Heat resistance:Organic silicone sealing ring has better heat resistance than ordinary rubber. After testing, it can be used almost forever under the high temperature environment of 150℃ without performance change. It can be used continuously for 10000 hours under the environment of 200℃. Therefore, it is widely used in electrical equipment with high temperature environment requirements. For example: super capacitors for new energy vehicles, shockproof gaskets for high-voltage equipment, etc.

Cold resistance:Ordinary rubber has lost its own characteristics at minus 20℃~30℃, while organic silica gel still has good elasticity at minus 60℃70℃. Some organic silica gel sealing rings made with special formula can also withstand the test of extremely low temperature environment, such as low temperature sealing ring.

It is recommended to use most of the products that are not diluted by hydrogen and silica gel.

Thermal conductive silicone grease is a thermal conductive organic silicone grease composite made of organic silicone as raw material and excellent thermal conductive materials. The thermal conductive silicone grease is almost never solidified and can be kept in good condition for a long time at the temperature of -50℃ to 230℃. It not only has excellent electrical insulation, but also has excellent thermal conductivity. At the same time, it also has the properties of low freeness, high and low temperature resistance, water resistance, climate aging resistance and so on.

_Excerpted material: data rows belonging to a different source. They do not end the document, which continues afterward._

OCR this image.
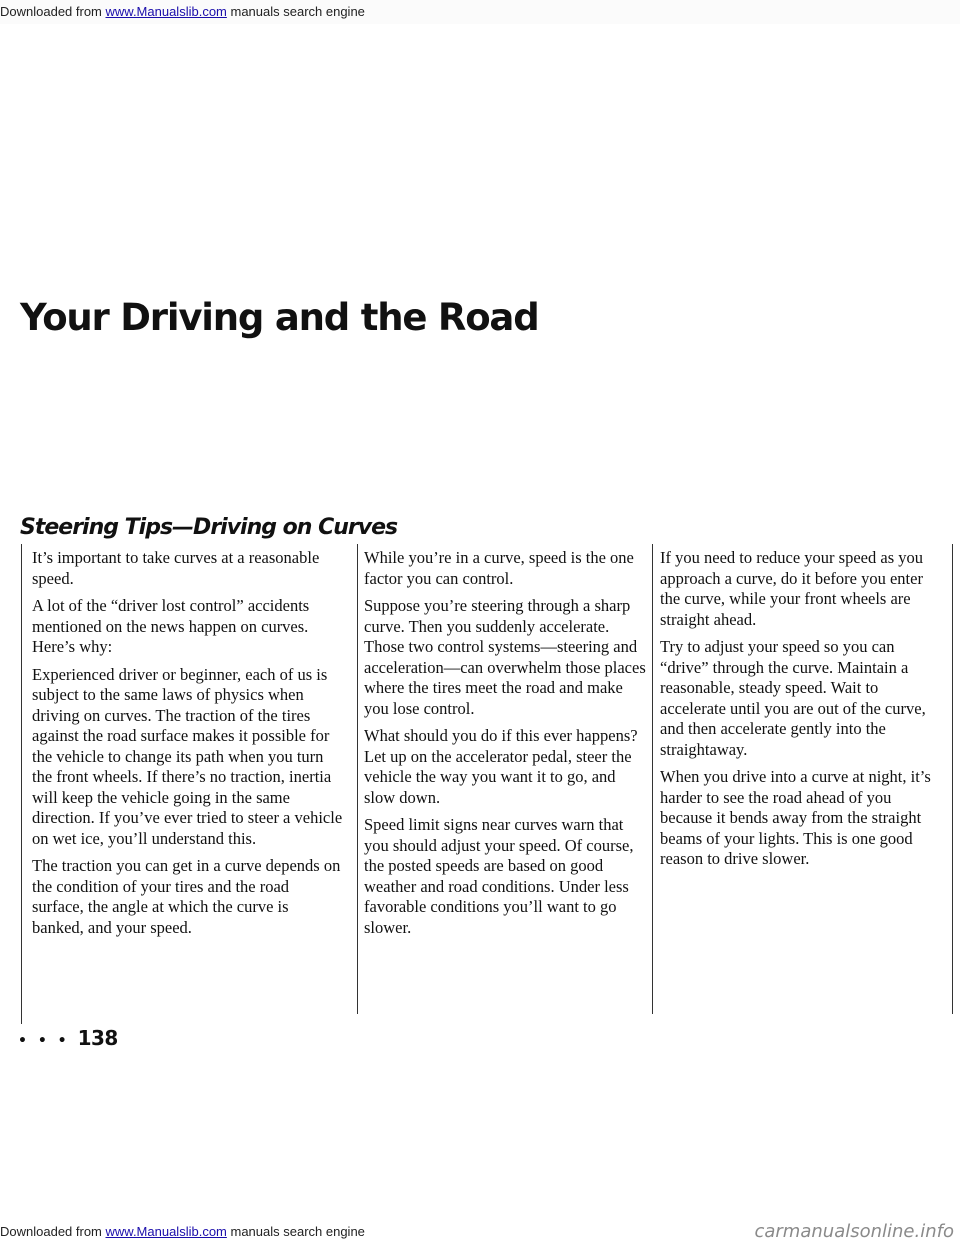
Downloaded from www.Manualslib.com manuals search engine
Your Driving and the Road
Steering Tips—Driving on Curves

It’s important to take curves at a reasonable speed.

A lot of the “driver lost control” accidents mentioned on the news happen on curves. Here’s why:

Experienced driver or beginner, each of us is subject to the same laws of physics when driving on curves. The traction of the tires against the road surface makes it possible for the vehicle to change its path when you turn the front wheels. If there’s no traction, inertia will keep the vehicle going in the same direction. If you’ve ever tried to steer a vehicle on wet ice, you’ll understand this.

The traction you can get in a curve depends on the condition of your tires and the road surface, the angle at which the curve is banked, and your speed.

While you’re in a curve, speed is the one factor you can control.

Suppose you’re steering through a sharp curve. Then you suddenly accelerate. Those two control systems—steering and acceleration—can overwhelm those places where the tires meet the road and make you lose control.

What should you do if this ever happens? Let up on the accelerator pedal, steer the vehicle the way you want it to go, and slow down.

Speed limit signs near curves warn that you should adjust your speed. Of course, the posted speeds are based on good weather and road conditions. Under less favorable conditions you’ll want to go slower.

If you need to reduce your speed as you approach a curve, do it before you enter the curve, while your front wheels are straight ahead.

Try to adjust your speed so you can “drive” through the curve. Maintain a reasonable, steady speed. Wait to accelerate until you are out of the curve, and then accelerate gently into the straightaway.

When you drive into a curve at night, it’s harder to see the road ahead of you because it bends away from the straight beams of your lights. This is one good reason to drive slower.

• • • 138
Downloaded from www.Manualslib.com manuals search engine	carmanualsonline.info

At present, thermal conductive silicone grease is widely coated in various electronic products, and there are various brands and materials of thermal conductive silicone grease on the market. How can we judge the performance of thermal conductive silicone grease?

1. Thermal conductivity:

This parameter is one of the important indexes to judge the performance of thermal conductive silicone grease. It refers to the heat transferred by the material (1m thick) with a surface temperature difference of 1°C (k,°C) on both sides through an area of 1 square meter under the condition of stable heat transfer“ λ” Indicates that the unit is watt/meter · degree (w/m·K, where "K" can be replaced by ℃). The higher the thermal conductivity, the better the performance of silicone grease. Of course, the price is more expensive.

2. Thermal resistance:

Thermal resistance is a comprehensive parameter reflecting the ability to prevent heat transfer. In the engineering application of heat transfer, in order to meet the requirements of production process, the heat transfer can be strengthened by reducing the thermal resistance, or the heat transfer can be restrained by increasing the thermal resistance. In thermal conductive silicone grease, the product with smaller thermal resistance has better heat transfer effect.

3. Solid content:

In thermal conductive silicone grease, this coefficient refers to the mass percentage of the remaining part in the total amount after drying silicone grease under specified conditions. In fact, it is more accurate to call it "nonvolatile solid content". The higher the solid content, the higher the viscosity of silicone grease and the harder it feels.

4. Oil content:

Generally speaking, the lower the oil content of the thermal conductive silicone grease, the better, because the silicone grease with high oil content will separate some grease after storing for a long time, which will hinder the heat conduction to a certain extent. Therefore, when replacing the thermal conductive silicone grease, we need to remove the grease separated from the silicone grease first to prevent the performance of the thermal conductive silicone grease from declining.